InvalidArgumentError (see above for traceback): indices[0,1] = 175828 is not in [0, 44667)
	 [[Node: embedding_7/Gather = Gather[Tindices=DT_INT32, Tparams=DT_FLOAT, validate_indices=true, _device="/job:localhost/replica:0/task:0/cpu:0"](embedding_7/embeddings/read, embedding_7/Cast)]]
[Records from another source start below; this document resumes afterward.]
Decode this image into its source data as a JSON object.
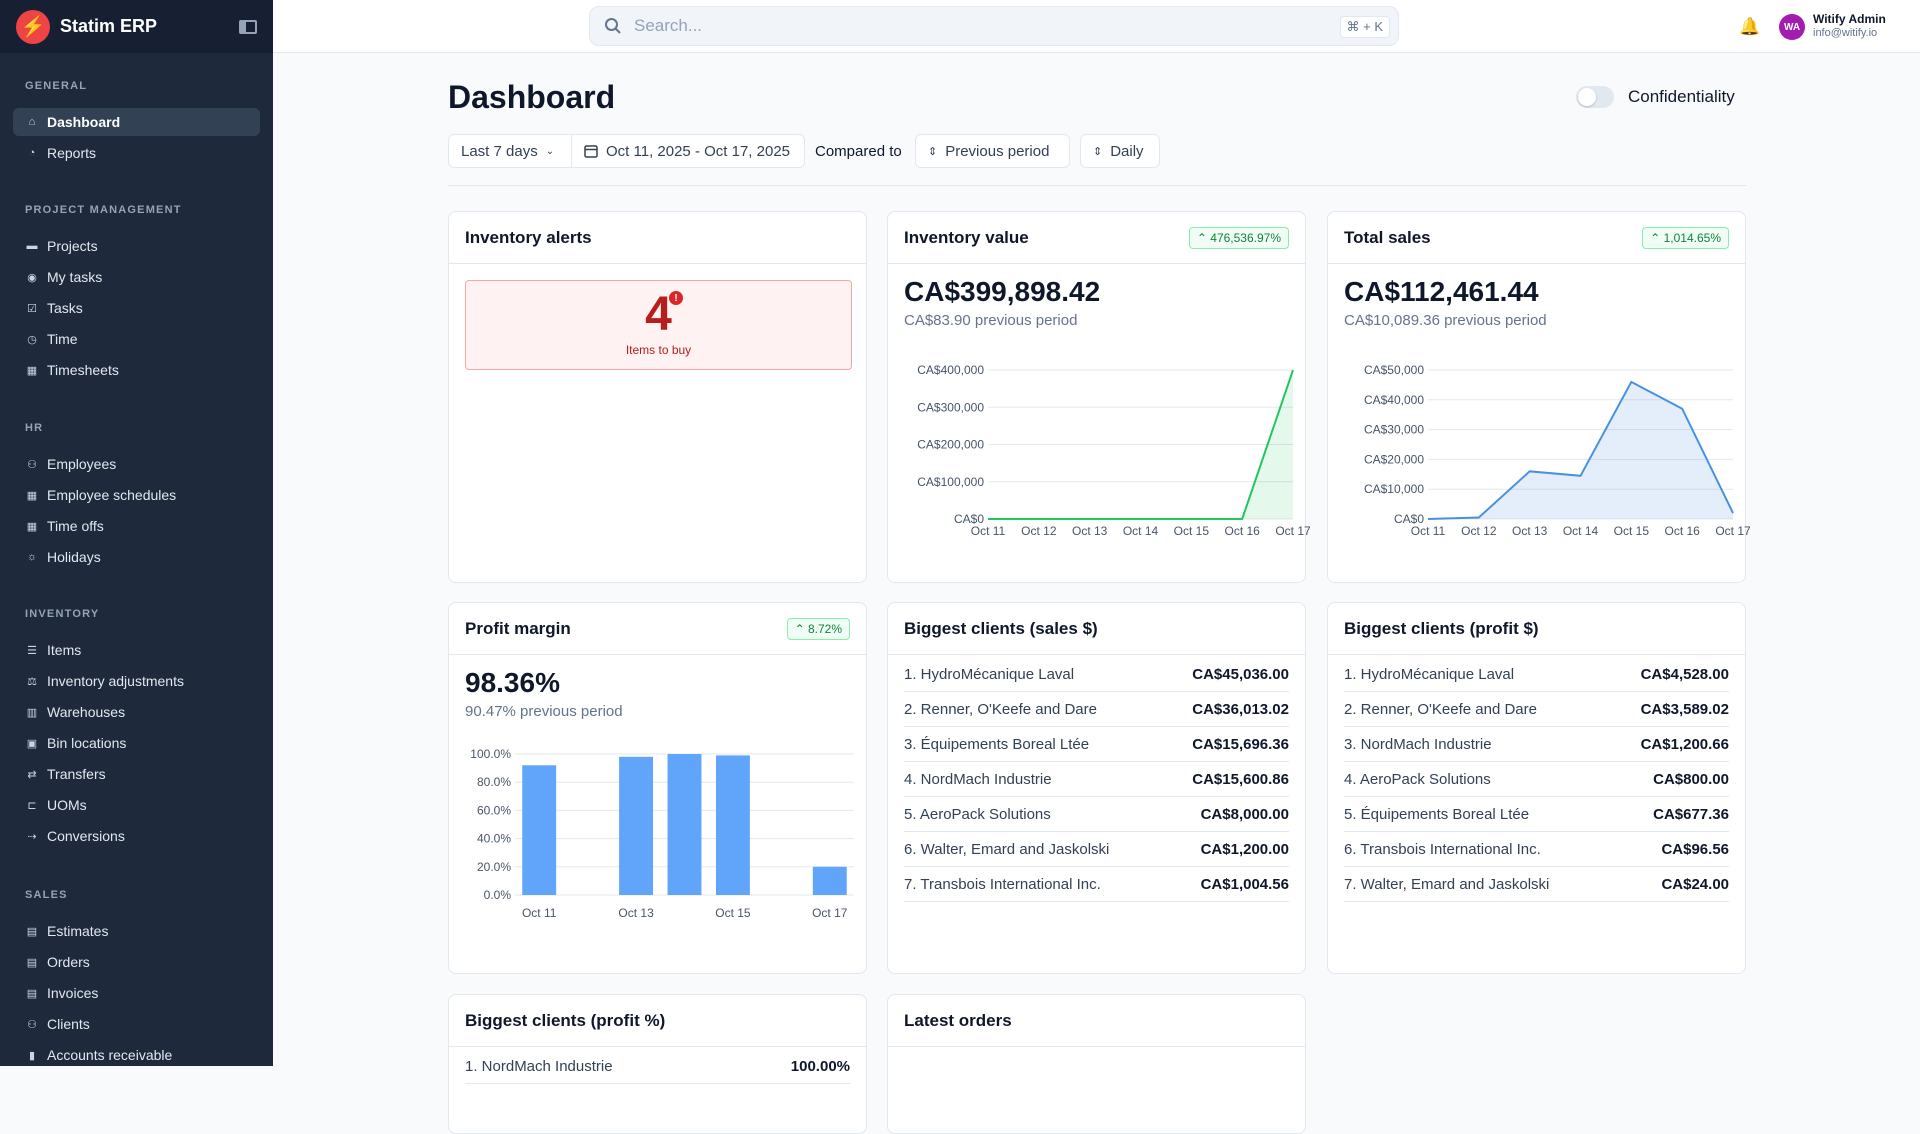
{
  "app": {
    "name": "Statim ERP"
  },
  "search": {
    "placeholder": "Search...",
    "shortcut": "⌘ + K"
  },
  "user": {
    "initials": "WA",
    "name": "Witify Admin",
    "email": "info@witify.io"
  },
  "sidebar": {
    "sections": [
      {
        "title": "GENERAL",
        "items": [
          {
            "label": "Dashboard",
            "icon": "home-icon",
            "active": true
          },
          {
            "label": "Reports",
            "icon": "pie-chart-icon"
          }
        ]
      },
      {
        "title": "PROJECT MANAGEMENT",
        "items": [
          {
            "label": "Projects",
            "icon": "folder-icon"
          },
          {
            "label": "My tasks",
            "icon": "user-circle-icon"
          },
          {
            "label": "Tasks",
            "icon": "tasks-icon"
          },
          {
            "label": "Time",
            "icon": "clock-icon"
          },
          {
            "label": "Timesheets",
            "icon": "calendar-icon"
          }
        ]
      },
      {
        "title": "HR",
        "items": [
          {
            "label": "Employees",
            "icon": "users-icon"
          },
          {
            "label": "Employee schedules",
            "icon": "calendar-icon"
          },
          {
            "label": "Time offs",
            "icon": "calendar-icon"
          },
          {
            "label": "Holidays",
            "icon": "sun-icon"
          }
        ]
      },
      {
        "title": "INVENTORY",
        "items": [
          {
            "label": "Items",
            "icon": "database-icon"
          },
          {
            "label": "Inventory adjustments",
            "icon": "adjust-icon"
          },
          {
            "label": "Warehouses",
            "icon": "building-icon"
          },
          {
            "label": "Bin locations",
            "icon": "box-icon"
          },
          {
            "label": "Transfers",
            "icon": "transfer-icon"
          },
          {
            "label": "UOMs",
            "icon": "ruler-icon"
          },
          {
            "label": "Conversions",
            "icon": "arrows-icon"
          }
        ]
      },
      {
        "title": "SALES",
        "items": [
          {
            "label": "Estimates",
            "icon": "document-icon"
          },
          {
            "label": "Orders",
            "icon": "document-icon"
          },
          {
            "label": "Invoices",
            "icon": "document-icon"
          },
          {
            "label": "Clients",
            "icon": "users-icon"
          },
          {
            "label": "Accounts receivable",
            "icon": "bar-chart-icon"
          }
        ]
      }
    ]
  },
  "main": {
    "title": "Dashboard",
    "confidentiality": {
      "label": "Confidentiality",
      "on": false
    },
    "filters": {
      "range": "Last 7 days",
      "dates": "Oct 11, 2025 - Oct 17, 2025",
      "compared_label": "Compared to",
      "compare": "Previous period",
      "granularity": "Daily"
    }
  },
  "cards": {
    "inventory_alerts": {
      "title": "Inventory alerts",
      "count": "4",
      "dot": "!",
      "label": "Items to buy"
    },
    "inventory_value": {
      "title": "Inventory value",
      "badge": "476,536.97%",
      "value": "CA$399,898.42",
      "previous": "CA$83.90 previous period"
    },
    "total_sales": {
      "title": "Total sales",
      "badge": "1,014.65%",
      "value": "CA$112,461.44",
      "previous": "CA$10,089.36 previous period"
    },
    "profit_margin": {
      "title": "Profit margin",
      "badge": "8.72%",
      "value": "98.36%",
      "previous": "90.47% previous period"
    },
    "clients_sales": {
      "title": "Biggest clients (sales $)",
      "rows": [
        {
          "name": "1. HydroMécanique Laval",
          "value": "CA$45,036.00"
        },
        {
          "name": "2. Renner, O'Keefe and Dare",
          "value": "CA$36,013.02"
        },
        {
          "name": "3. Équipements Boreal Ltée",
          "value": "CA$15,696.36"
        },
        {
          "name": "4. NordMach Industrie",
          "value": "CA$15,600.86"
        },
        {
          "name": "5. AeroPack Solutions",
          "value": "CA$8,000.00"
        },
        {
          "name": "6. Walter, Emard and Jaskolski",
          "value": "CA$1,200.00"
        },
        {
          "name": "7. Transbois International Inc.",
          "value": "CA$1,004.56"
        }
      ]
    },
    "clients_profit": {
      "title": "Biggest clients (profit $)",
      "rows": [
        {
          "name": "1. HydroMécanique Laval",
          "value": "CA$4,528.00"
        },
        {
          "name": "2. Renner, O'Keefe and Dare",
          "value": "CA$3,589.02"
        },
        {
          "name": "3. NordMach Industrie",
          "value": "CA$1,200.66"
        },
        {
          "name": "4. AeroPack Solutions",
          "value": "CA$800.00"
        },
        {
          "name": "5. Équipements Boreal Ltée",
          "value": "CA$677.36"
        },
        {
          "name": "6. Transbois International Inc.",
          "value": "CA$96.56"
        },
        {
          "name": "7. Walter, Emard and Jaskolski",
          "value": "CA$24.00"
        }
      ]
    },
    "clients_profit_pct": {
      "title": "Biggest clients (profit %)",
      "rows": [
        {
          "name": "1. NordMach Industrie",
          "value": "100.00%"
        }
      ]
    },
    "latest_orders": {
      "title": "Latest orders"
    }
  },
  "colors": {
    "line": "#22c55e",
    "area": "#4a90e2",
    "bar": "#60a5fa",
    "badge": "#15803d"
  },
  "chart_data": [
    {
      "type": "area",
      "title": "Inventory value",
      "x": [
        "Oct 11",
        "Oct 12",
        "Oct 13",
        "Oct 14",
        "Oct 15",
        "Oct 16",
        "Oct 17"
      ],
      "values": [
        0,
        0,
        0,
        0,
        0,
        0,
        399898.42
      ],
      "yticks": [
        "CA$0",
        "CA$100,000",
        "CA$200,000",
        "CA$300,000",
        "CA$400,000"
      ],
      "ylim": [
        0,
        400000
      ]
    },
    {
      "type": "area",
      "title": "Total sales",
      "x": [
        "Oct 11",
        "Oct 12",
        "Oct 13",
        "Oct 14",
        "Oct 15",
        "Oct 16",
        "Oct 17"
      ],
      "values": [
        0,
        500,
        16000,
        14500,
        46000,
        37000,
        2000
      ],
      "yticks": [
        "CA$0",
        "CA$10,000",
        "CA$20,000",
        "CA$30,000",
        "CA$40,000",
        "CA$50,000"
      ],
      "ylim": [
        0,
        50000
      ]
    },
    {
      "type": "bar",
      "title": "Profit margin",
      "x": [
        "Oct 11",
        "Oct 12",
        "Oct 13",
        "Oct 14",
        "Oct 15",
        "Oct 16",
        "Oct 17"
      ],
      "xticks": [
        "Oct 11",
        "Oct 13",
        "Oct 15",
        "Oct 17"
      ],
      "values": [
        92,
        0,
        98,
        100,
        99,
        0,
        20
      ],
      "yticks": [
        "0.0%",
        "20.0%",
        "40.0%",
        "60.0%",
        "80.0%",
        "100.0%"
      ],
      "ylim": [
        0,
        100
      ]
    }
  ]
}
### Task 4: Change the architecture of your model and compare the result

### Task 5: For each model, do an error evaluation

You now have a bunch of classifiers. For each classifier, pick 2 good classifications and 2 bad classifications. Print the expected and predicted label, and also print the movie synopsis. From these results, can you spot some systematic errors from your models?